What we know today as we prepare to celebrate Palm Sunday this weekend was actually just another first day of the week for those in Jerusalem. Life was going on in the most regular of ways. They were buying and selling items in the market, talking to friends, going to the Temple, they were doing life. By the way, life is the same today; we are doing things, going places, buying and selling, and even going to church.
For those in Jerusalem that day, what happened caused them to acknowledge something that they had not planned on as they had no idea Jesus was coming that day. They knew of Him and possibly had even seen Him and actually heard Him speak. On a hillside when He spoke and what it is to be blessed. In the city center when He was asked by the religious leaders of the day about stoning a woman caught in the act of adultery. They might have even been by the river Jordan a few years earlier when John the Baptist was preaching repentance and he baptized Jesus. You know when the voice was heard from Heaven that He was God's Son and He was pleased with Him.
Here in John’s account, it says in John 12:16-18 ESV
16 “His disciples did not understand these things at first, but when Jesus was glorified, then they remembered that these things had been written about him and had been done to him.
17 The crowd that had been with him when he called Lazarus out of the tomb and raised him from the dead continued to bear witness.
18 The reason why the crowd went to meet him was that they heard he had done this sign.
So as Jesus enters the city that shout Hosanna! Blessed is the one who comes…
They were as the word blessed expresses: praising, speaking well of with ascriptions of thanksgiving of Jesus that day. Asking for salvation, requesting to be saved by Him, with shouts of Hosanna.
It was not going to come that day the way they might have expected it. They had heard a lot of what He had said and they knew enough about the prophecy of a Messiah to think He might be the One. With that, as we all often do, they added things to what they thought they knew. That they were oppressed by Rome and that Messiah would set them free. They expected a King to destroy the Romans and establish His Kingdom providing them with the freedom they so desperately desired.
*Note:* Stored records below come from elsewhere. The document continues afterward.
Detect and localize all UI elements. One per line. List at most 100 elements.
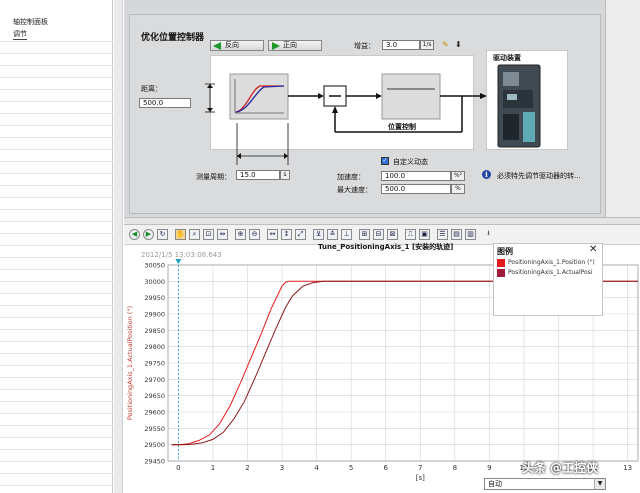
forward-label: 正向 <box>283 41 297 49</box>
reverse-button[interactable]: 反向 <box>210 40 264 51</box>
y-tick-label: 29950 <box>144 294 165 302</box>
pane-splitter[interactable] <box>124 217 640 225</box>
gain-label: 增益： <box>354 42 375 50</box>
acceleration-field[interactable]: 100.0 <box>381 171 451 181</box>
zoom-in-icon[interactable]: ⊕ <box>235 229 246 240</box>
y-tick-label: 29900 <box>144 311 165 319</box>
legend-label: PositioningAxis_1.Position (°) <box>508 259 595 266</box>
gain-field[interactable]: 3.0 <box>382 40 420 50</box>
max-speed-field[interactable]: 500.0 <box>381 184 451 194</box>
x-tick-label: 7 <box>418 464 422 472</box>
max-speed-unit: % <box>451 184 465 194</box>
columns-icon[interactable]: ▥ <box>465 229 476 240</box>
fit-all-icon[interactable]: ⤢ <box>295 229 306 240</box>
zoom-out-icon[interactable]: ⊖ <box>249 229 260 240</box>
cursor-h-icon[interactable]: ⊟ <box>373 229 384 240</box>
x-tick-label: 3 <box>280 464 284 472</box>
x-tick-label: 4 <box>314 464 319 472</box>
zoom-x-icon[interactable]: ⇔ <box>217 229 228 240</box>
scale-mode-select[interactable]: 自动 <box>484 478 606 490</box>
y-tick-label: 30000 <box>144 278 165 286</box>
profile-block <box>229 73 289 120</box>
legend-swatch-0 <box>497 258 505 267</box>
distance-field[interactable]: 500.0 <box>139 98 191 108</box>
y-tick-label: 29450 <box>144 458 165 466</box>
y-tick-label: 29550 <box>144 425 165 433</box>
legend-list: PositioningAxis_1.Position (°) Positioni… <box>497 258 601 278</box>
pan-icon[interactable]: ✋ <box>175 229 186 240</box>
custom-dynamic-label: 自定义动态 <box>393 158 428 166</box>
back-icon[interactable]: ◀ <box>129 229 140 240</box>
y-tick-label: 29850 <box>144 327 165 335</box>
max-speed-label: 最大速度： <box>337 186 372 194</box>
zoom-select-icon[interactable]: ⌕ <box>189 229 200 240</box>
position-control-label: 位置控制 <box>388 123 416 131</box>
arrow-right-icon <box>272 42 280 50</box>
drive-device-icon <box>497 64 541 148</box>
measure-icon[interactable]: ⎍ <box>405 229 416 240</box>
measure-period-label: 测量周期： <box>196 173 231 181</box>
distance-label: 距离： <box>141 85 162 93</box>
position-controller-block <box>381 73 441 120</box>
zoom-box-icon[interactable]: ⊡ <box>203 229 214 240</box>
y-axis-label: PositioningAxis_1.ActualPosition (°) <box>126 306 134 420</box>
close-icon[interactable]: ✕ <box>589 244 597 255</box>
x-tick-label: 9 <box>487 464 491 472</box>
gain-unit: 1/s <box>420 40 434 50</box>
acceleration-label: 加速度： <box>337 173 365 181</box>
y-tick-label: 30050 <box>144 262 165 270</box>
x-tick-label: 0 <box>176 464 180 472</box>
y-tick-label: 29750 <box>144 360 165 368</box>
legend-item[interactable]: PositioningAxis_1.ActualPosi <box>497 268 601 278</box>
drive-label: 驱动装置 <box>493 54 521 62</box>
acceleration-unit: %² <box>451 171 465 181</box>
y-tick-label: 29650 <box>144 392 165 400</box>
legend-title: 图例 <box>497 247 513 256</box>
measure-period-field[interactable]: 15.0 <box>236 170 280 180</box>
axis-control-panel-item[interactable]: 轴控制面板 <box>13 17 48 27</box>
y-tick-label: 29700 <box>144 376 165 384</box>
download-icon[interactable]: ⬇ <box>455 40 462 49</box>
fit-x-icon[interactable]: ↔ <box>267 229 278 240</box>
forward-icon[interactable]: ▶ <box>143 229 154 240</box>
legend-label: PositioningAxis_1.ActualPosi <box>508 269 593 276</box>
y-tick-label: 29800 <box>144 343 165 351</box>
arrow-left-icon <box>213 42 221 50</box>
info-icon: i <box>482 170 491 179</box>
export-icon[interactable]: ⭳ <box>483 229 494 240</box>
reverse-label: 反向 <box>225 41 239 49</box>
panel-scroll-area <box>606 0 640 225</box>
forward-button[interactable]: 正向 <box>268 40 322 51</box>
chevron-down-icon[interactable]: ▼ <box>594 479 605 489</box>
x-tick-label: 2 <box>245 464 249 472</box>
splitter[interactable] <box>114 0 123 493</box>
tune-item[interactable]: 调节 <box>13 29 27 40</box>
list-icon[interactable]: ☰ <box>437 229 448 240</box>
legend-item[interactable]: PositioningAxis_1.Position (°) <box>497 258 601 268</box>
y-tick-label: 29600 <box>144 409 165 417</box>
project-tree-pane <box>0 0 113 493</box>
snapshot-icon[interactable]: ▣ <box>419 229 430 240</box>
pencil-icon[interactable]: ✎ <box>442 40 449 49</box>
measure-period-unit: s <box>280 170 290 180</box>
fit-y-icon[interactable]: ↕ <box>281 229 292 240</box>
x-tick-label: 6 <box>383 464 388 472</box>
legend-swatch-1 <box>497 268 505 277</box>
control-diagram-graphic <box>205 73 487 165</box>
y-tick-label: 29500 <box>144 441 165 449</box>
cursor-marker <box>175 259 182 264</box>
axis-icon[interactable]: ⊥ <box>341 229 352 240</box>
cursor-v-icon[interactable]: ⊞ <box>359 229 370 240</box>
panel-title: 优化位置控制器 <box>141 33 205 43</box>
x-tick-label: 8 <box>453 464 457 472</box>
refresh-icon[interactable]: ↻ <box>157 229 168 240</box>
watermark: 头条 @工控侠 <box>522 461 599 475</box>
custom-dynamic-checkbox[interactable]: ✓ <box>381 157 389 165</box>
info-text: 必须特先调节驱动器的转... <box>497 172 581 180</box>
x-tick-label: 13 <box>623 464 632 472</box>
table-icon[interactable]: ▤ <box>451 229 462 240</box>
x-tick-label: 5 <box>349 464 353 472</box>
scale-icon[interactable]: ⊻ <box>313 229 324 240</box>
signal-icon[interactable]: ≛ <box>327 229 338 240</box>
cursor-both-icon[interactable]: ⊠ <box>387 229 398 240</box>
So with that in mind they saw Him entering and acknowledged Him-
“Hosanna! Blessed is the one who comes in the name of the Lord—the King of Israel!”
As the week went on things would change dramatically and many of those who called out for The King of Israel to save them would be the very ones to call for Him to be crucified. Salvation doesn’t come the way we might think-
1) It’s not because we deserve it
all have sinned and fall short of the glory of God;
2) It’s not because we earn it
For the wages of sin is death, but the free gift of God is eternal life in Christ Jesus our Lord.
3) It’s not because we are sinless
God proves his love for us in that while we still were sinners Christ died for us.
4) It's not because we can do it ourselves because salvation only comes God’s way
9 if you confess with your lips that Jesus is Lord and believe in your heart that God raised him from the dead, you will be saved.
10 For one believes with the heart and so is justified, and one confesses with the mouth and so is saved.
13 ...“Everyone who calls on the name of the Lord shall be saved.”
We hope you have a wonderful and reflective Week of Passion.